It can be difficult to want a dog in Bozeman, Montana. But that is exactly what I did. I ached for an animal to love, to spend each day with, to care for and fill my heart. I searched for months to find my perfect pairing, but every dog was either already adopted, or had a wait list a mile long. It broke my heart to watch the days go by as I got further and further from my dream. Finally, I stumbled across a beautiful black lab in Billings and I felt as though it was meant to be. I eagerly awaited a response, and was flooded with disappointment as he told me she was already spoken for. All I could imagine was that I would never find a dog that was perfect for me.
A month went by, and I gave up on my search. Convinced it was not the right time for me. Although sad, I pushed on with my life and put my focus elsewhere. This worked for awhile until one day I came down with the flu. As I lay in bed, weak and tired, I casually browsed for dogs in search of a home. This is where I came across a beautiful white and spotted lab catahoula mix. With a litter of puppies all in need of a home, I took one look at this picture and fell in love with the only female available. I was ecstatic when they said she was mine. In the same day, the man with the lab in Billings called to say that the previous owner never showed up, and the puppy was mine if I still wanted her. I was torn, in love with the traditional black lab, but something felt so right and meant to be about this unique adventure with a breed I had not been exposed to. Although I longed to take them both, I settled on the labahoula and my life has been amazing ever since. Lady Mae, Mae for short, quickly became my soul dog. Understanding me in ways no other person or animal ever has. My shadow beneath my feet, always on the same page, we move as one. Where I go, she goes. My protector, running buddy, hiking partner, tug-of-war competitor, and true best friend, we exist together. At my office, she lays beneath my feet. At home she sleeps at the foot of my bed. Always working to protect me after experiencing so much herself, I also feel obligated to protect her. Something I have not always been able to do.
As a puppy, Mae possessed a lot of excitement for new experiences. She loved, and still loves, playing with other dogs. Excitedly, I took her camping with my large extended family where many dogs were there to play.
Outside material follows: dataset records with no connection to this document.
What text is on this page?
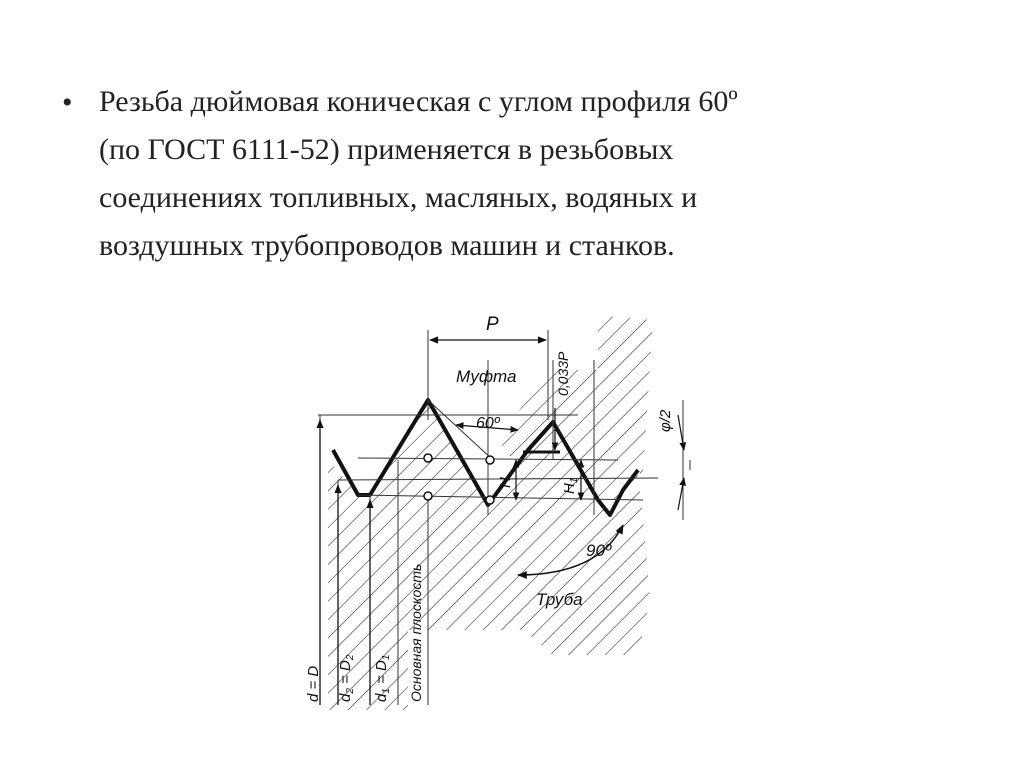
• Резьба дюймовая коническая с углом профиля 60º
(по ГОСТ 6111-52) применяется в резьбовых
соединениях топливных, масляных, водяных и
воздушных трубопроводов машин и станков.
P
Муфта	0,033P
60º	φ/2
H
$H_1$
90º
Труба
d = D $d_2 = D_2$
$d_1 = D_1$ Основная плоскость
After the first day, everyone was having a great time, and I felt content that Mae had so much love and happiness around her. Then suddenly, that changed when I heard the yelps that I knew came from my dog. Calmly, I walked over and used all my strength to pick her up from the center of a herd of dogs that had surrounded her. I pressed her to my chest and carried her inside the nearest camper. There, I saw and heard what had happened. In the midst of her playing, she caught her side on the edge of a camper and it ripped her open completely. As she bled profusely, I clung to her and cried, awaiting for the emergency vet to show up. Once he got there, the tragedy was far from over. Mae needed multiple surgeries after that and nearly died from an infection. I spent weeks sleeping on my bathroom floor as she hid away in the coolness that the bathtub offered. I believed I was going to lose her, and lose a part of myself. I accepted the fact that I would never be the same and tried to comfort her in her last few days. I said my sweet goodbyes. But then, a true miracle happened. The medication began to work, her fever broke, and I vividly recall the first time she wagged her tail and licked my face after the two months of sickness and heartbreak. That one kiss, I knew she would be alright.
I am forever lucky and blessed to still have my shadow. I bask in her brains, her beauty, her adventure, and most of all her unconditional love. We are closer than ever, bonded at the soul. Although I wish the tragedy had never happened to her, I take it for what it is and accept that our love is deeper because of what we endured together. Every award or appreciation out there, Mae deserves. She went through hell and back and is still the sweetest most bubbly puppy I have ever known.